Dolayısıyla bu yeni otoriterliğin özünde, gücü yürütme üzerinde yoğunlaştırmaya ve bir ülkenin ekonomik ve sosyal yönlerinde ordunun rolünü genişletmeye yönelik artan bir eğilim söz konusu.

Toplumsal baskılar ve siyasi istikrarsızlık arttıkça, bu tür güç yoğunlaşmaları demokratik yönetime önemli anlamlı yüklüyor. Dolayısıyla birçok ülkede devam eden sosyal istikrarsızlık; bunun siyaseti ve ekonomiyi nasıl etkileyeceği düşüncesiyle silahlı kuvvetlere olan ihtiyaca odaklanıyor.

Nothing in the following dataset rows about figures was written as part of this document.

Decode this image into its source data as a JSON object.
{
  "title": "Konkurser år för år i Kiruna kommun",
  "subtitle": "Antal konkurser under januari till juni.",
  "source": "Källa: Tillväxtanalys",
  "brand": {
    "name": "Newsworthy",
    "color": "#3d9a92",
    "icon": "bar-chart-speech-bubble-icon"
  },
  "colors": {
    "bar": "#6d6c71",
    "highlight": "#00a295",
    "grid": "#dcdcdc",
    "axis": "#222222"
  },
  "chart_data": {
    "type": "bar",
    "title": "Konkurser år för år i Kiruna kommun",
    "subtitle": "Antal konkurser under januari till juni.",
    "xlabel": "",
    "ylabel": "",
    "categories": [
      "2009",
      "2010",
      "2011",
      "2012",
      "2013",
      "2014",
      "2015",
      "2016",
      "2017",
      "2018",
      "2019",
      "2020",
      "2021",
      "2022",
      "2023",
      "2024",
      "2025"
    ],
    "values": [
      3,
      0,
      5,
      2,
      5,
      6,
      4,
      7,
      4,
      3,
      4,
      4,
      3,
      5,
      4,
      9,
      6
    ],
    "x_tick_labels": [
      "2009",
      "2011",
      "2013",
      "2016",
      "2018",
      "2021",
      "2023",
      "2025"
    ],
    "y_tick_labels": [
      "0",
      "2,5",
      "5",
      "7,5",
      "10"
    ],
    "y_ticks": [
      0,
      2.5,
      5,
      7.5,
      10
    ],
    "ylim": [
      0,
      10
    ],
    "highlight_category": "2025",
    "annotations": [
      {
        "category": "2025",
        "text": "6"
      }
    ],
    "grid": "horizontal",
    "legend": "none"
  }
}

Yani bölgede yoksulluk arttıkça, Latin Amerika hükümetleri sosyal güvenlik ağını desteklemek için artan baskı altında kalacak. Bu, pandeminin küresel ekonomi üzerindeki ekonomik etkileriyle birlikte, gelirlerin azalması nedeniyle kıtanın çoğu ülkesini zor durumda bırakıyor.

Bu, artan enflasyon ve dolar kurundaki güçlü artış ile birleştiğinde, birçok Latin Amerika ülkesi için artan borç yükleri yaratacaktır.

Dolayısıyla hükümetler daha fazla gelir aradıkça; artan vergi, reformlar ve kamulaştırma tehditleri yoluyla özel sektöre daha fazla müdahaleciliğe doğru bir eğilim olacaktır.

Bu eğilim çoğunlukla siyaseten sol hükümetlerde söz konusu iken; küresel ve yerel sermaye çevreleriyle silahlı kuvvetler arasında bir ittifakı da beraberinde getirecektir.

Örneğin Meksika'da Lopez hükümeti, lityum rezervlerini yabancı yatırımcılardan korumak için harekete geçiyor.

Başkan Lopez Obrador, geçtiğimiz günlerde "Lityum, Meksika ulusunun kontrolü altında kalması gereken stratejik bir mineraldir; piyasaya bırakamayız" dedi.

Honduras'ın solcu cumhurbaşkanı "belirli ekonomik faaliyetleri millileştirme" sözü verdi. Benzer sözleri Şili ve Peru'da seçimi kazanan solcu politikacıların da verdiğini biliyoruz.


Sonuç olarak, Güney Amerika ülkeleri bundan sonra ne olacağıyla ilgili temel soruları incelemeye devam edeceğiz.

Koronavirüs pandemisinin sağlık ve ekonomik yansımaları bölgenin siyasi manzarasını nasıl etkileyecek?

Guaido'ya verilen uluslararası desteğin Venezuela'nın siyasi ve insani krizleri için ne anlama gelecek?

Washington, bölgedeki Rus ve Çin etkisine karşı ne gibi adımlar atacak?

Brezilya'da Bolsonaro seçimi kaybederse görevini bırakacak mı?

Kolombiya'da yıllar sonra solcular iktidar olabilcek mi?

Brezilya ve Kolombiya silahlı kuvvetleri, seçim sonuçlarına nasıl tepki verecek?

 

 

*Bu makalede yer alan fikirler yazara aittir ve Independent Türkçe'nin editöryal politikasını yansıtmayabilir.